Capturing Mariupol would help Russian forces secure a land corridor to the Crimea Peninsula that Moscow annexed from Ukraine in 2014.
Putin says Russia’s “special operation” is aimed at disarming Ukraine and rooting out dangerous nationalists. Western nations call it an aggressive war of choice and have imposed punishing sanctions aimed at crippling Russia’s economy.
The UN refugee agency said 10 million people had now been displaced across Ukraine, including some 3.4 million who have fled to neighbouring countries such as Poland.
The UN human rights office said at least 902 Ukrainian civilians had been killed as of midnight Saturday, though it says the real toll is probably much higher. Ukrainian prosecutors said 112 children had been killed.
Situation in other cities
Al Jazeera’s Assed Baig, reporting from the northeastern city of Kharkiv, said residents have been facing constant bombardment.
“We’ve heard heavy artillery firing all morning and all afternoon,” he said. “This is what Ukrainians here are facing: constant bombing, missile strikes, shelling, [and] heavy artillery.”
According to the mayor of Ukraine’s second city, more than 600 buildings including schools and hospitals were destroyed.
In the southern city of Kherson, the only city that Russian forces have captured since the invasion was launched on February 24, a video clip obtained by Reuters showed dozens of protesters, some wrapped in Ukraine’s blue and yellow national flag, chanting “Go home” in Russian at two military vehicles bearing Russian markings.
The vehicles turned and left the area.
Meanwhile, Russia’s defence ministry said cruise missiles were launched from ships in the Black Sea and Caspian Sea, as well as hypersonic missiles from Crimean airspace.
Hypersonic missiles travel faster than five times the speed of sound and their speed, manoeuvrability and altitude make them difficult to track and intercept.
‘Close to agreement’
Turkey said Russia and Ukraine made progress in negotiations to halt the war and that the two sides were “close to an agreement”.
“Of course, it is not an easy thing to come to terms with while the war is going on, while civilians are killed, but we would like to say that momentum is still gained,” foreign minister Mevlut Cavusoglu told reporters.
Kyiv and Moscow reported some progress last week towards a political formula that would guarantee Ukraine’s security, while keeping it outside NATO – a key Russian demand – though each side accused the other of dragging things out.
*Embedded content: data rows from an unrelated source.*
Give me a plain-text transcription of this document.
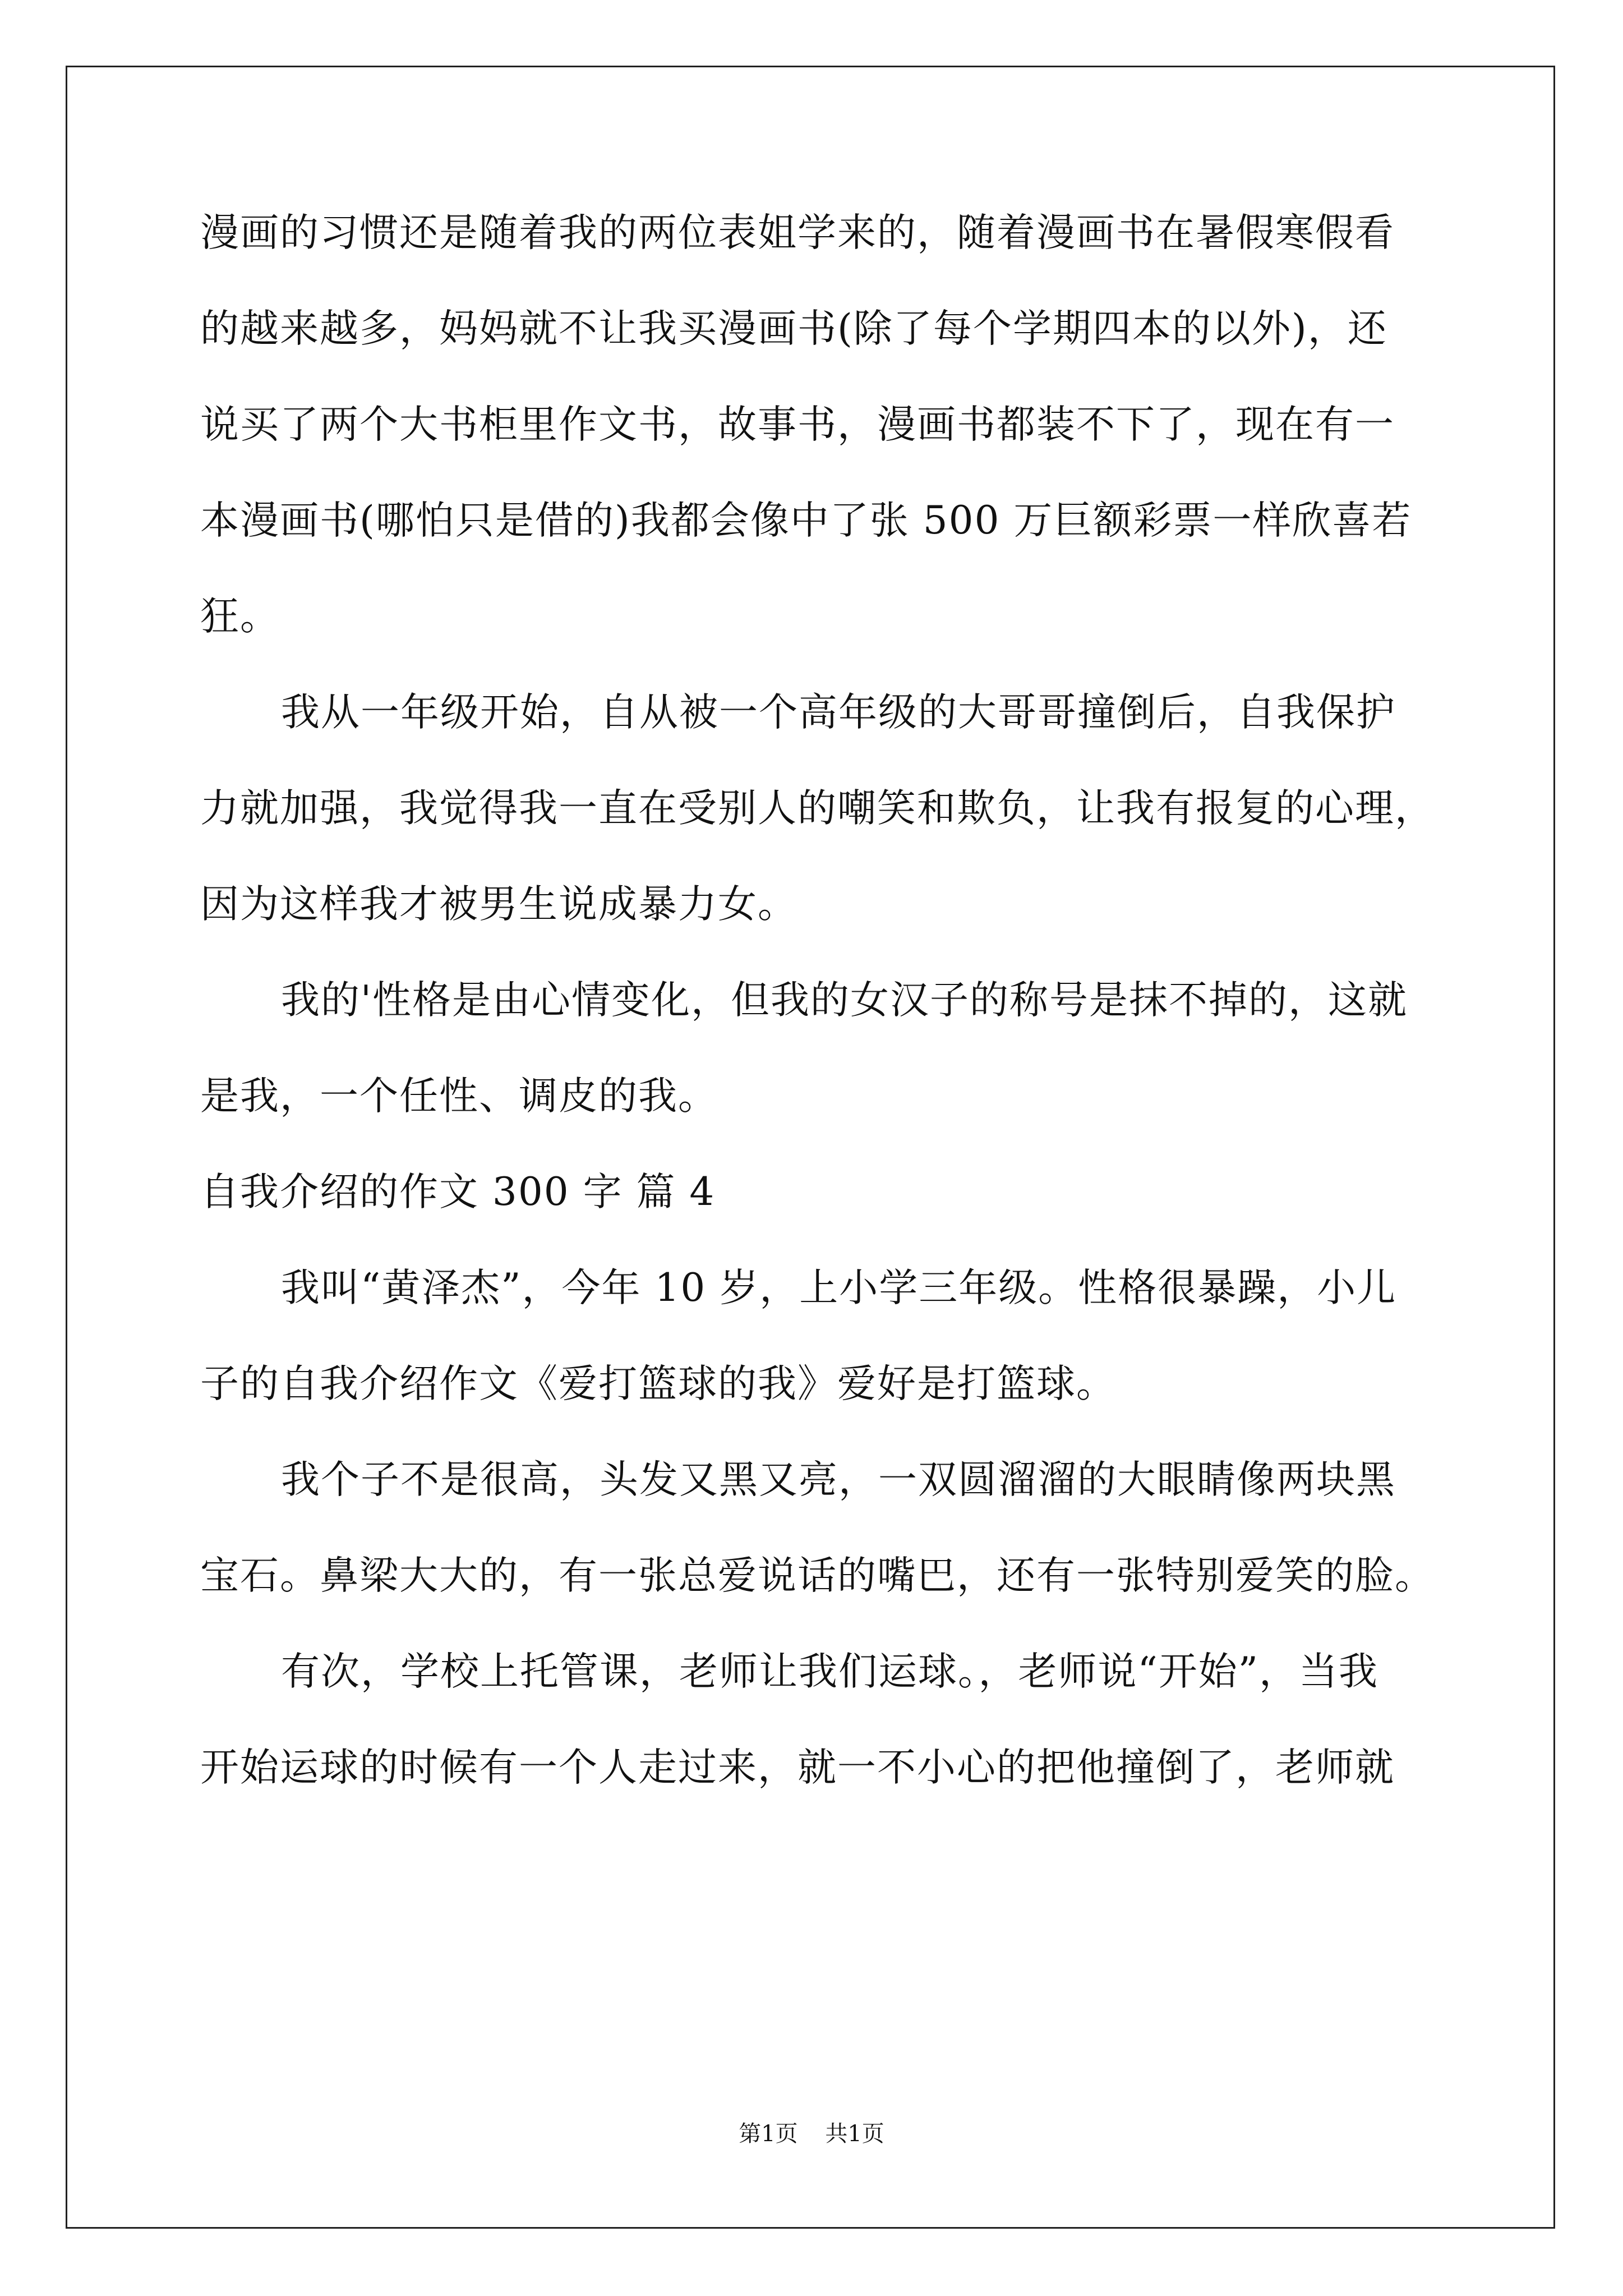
漫画的习惯还是随着我的两位表姐学来的，随着漫画书在暑假寒假看
的越来越多，妈妈就不让我买漫画书(除了每个学期四本的以外)，还
说买了两个大书柜里作文书，故事书，漫画书都装不下了，现在有一
本漫画书(哪怕只是借的)我都会像中了张 500 万巨额彩票一样欣喜若
狂。
我从一年级开始，自从被一个高年级的大哥哥撞倒后，自我保护
力就加强，我觉得我一直在受别人的嘲笑和欺负，让我有报复的心理，
因为这样我才被男生说成暴力女。
我的'性格是由心情变化，但我的女汉子的称号是抹不掉的，这就
是我，一个任性、调皮的我。
自我介绍的作文 300 字 篇 4
我叫“黄泽杰”，今年 10 岁，上小学三年级。性格很暴躁，小儿
子的自我介绍作文《爱打篮球的我》爱好是打篮球。
我个子不是很高，头发又黑又亮，一双圆溜溜的大眼睛像两块黑
宝石。鼻梁大大的，有一张总爱说话的嘴巴，还有一张特别爱笑的脸。
有次，学校上托管课，老师让我们运球。，老师说“开始”，当我
开始运球的时候有一个人走过来，就一不小心的把他撞倒了，老师就
第1页 共1页
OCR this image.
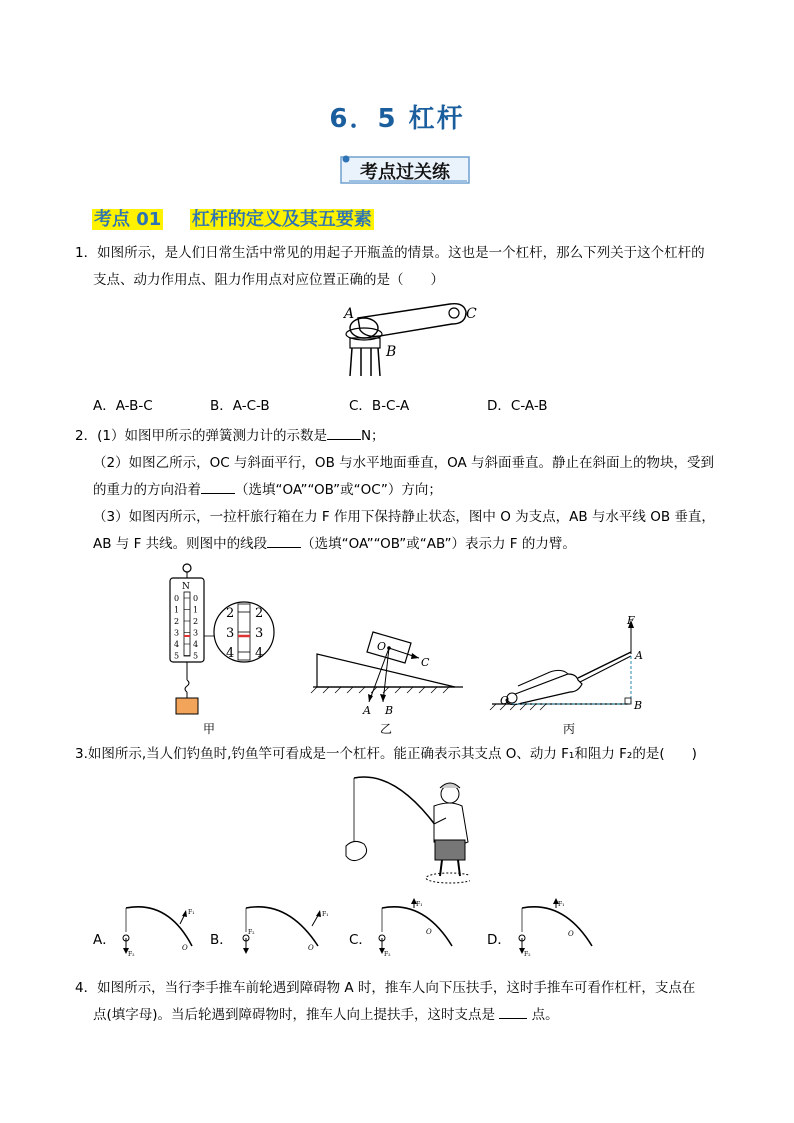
6．5 杠杆
考点过关练
考点 01 杠杆的定义及其五要素
1．如图所示，是人们日常生活中常见的用起子开瓶盖的情景。这也是一个杠杆，那么下列关于这个杠杆的
支点、动力作用点、阻力作用点对应位置正确的是（　　）
A	C
B
A．A-B-C	B．A-C-B	C．B-C-A	D．C-A-B
2．(1）如图甲所示的弹簧测力计的示数是	N；
（2）如图乙所示，OC 与斜面平行，OB 与水平地面垂直，OA 与斜面垂直。静止在斜面上的物块，受到
的重力的方向沿着	（选填“OA”“OB”或“OC”）方向；
（3）如图丙所示，一拉杆旅行箱在力 F 作用下保持静止状态，图中 O 为支点，AB 与水平线 OB 垂直，
AB 与 F 共线。则图中的线段	（选填“OA”“OB”或“AB”）表示力 F 的力臂。
N
0 0
1 1
2 2
3 3
4 4
5 5
2 2
3 3
4 4
甲
O
C
A B
乙
F
A
O	B
丙
3.如图所示,当人们钓鱼时,钓鱼竿可看成是一个杠杆。能正确表示其支点 O、动力 F₁和阻力 F₂的是(　　)
A．
F₁
F₂
O B．
F₁
F₂
O	C．
F₁
F₂
O	D．
F₁
F₂
O
4．如图所示，当行李手推车前轮遇到障碍物 A 时，推车人向下压扶手，这时手推车可看作杠杆，支点在
点(填字母)。当后轮遇到障碍物时，推车人向上提扶手，这时支点是	点。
In an interview with CNN, Zelenskyy reiterated that he was ready for talks with Putin and that the war would not end without negotiations.
“So, I think that we have to use any format, any chance in order to have the possibility of negotiating, the possibility of talking to Putin,” he said. “But if these attempts fail, that would mean that this is a Third World War.”
Later on Sunday, Zelenskyy addressed the Israeli parliament by video link and questioned Israel’s reluctance to sell its Iron Dome missile defence system to Ukraine.
“Everybody knows that your missile defence systems are the best … and that you can definitely help our people, save the lives of Ukrainians, of Ukrainian Jews,” said Zelenskyy, who is of Jewish heritage.
Israel has rejected pleas to provide arms to Ukraine or impose sanctions against Russia or its oligarchs, some of whom are Jewish and have strong ties to Israel.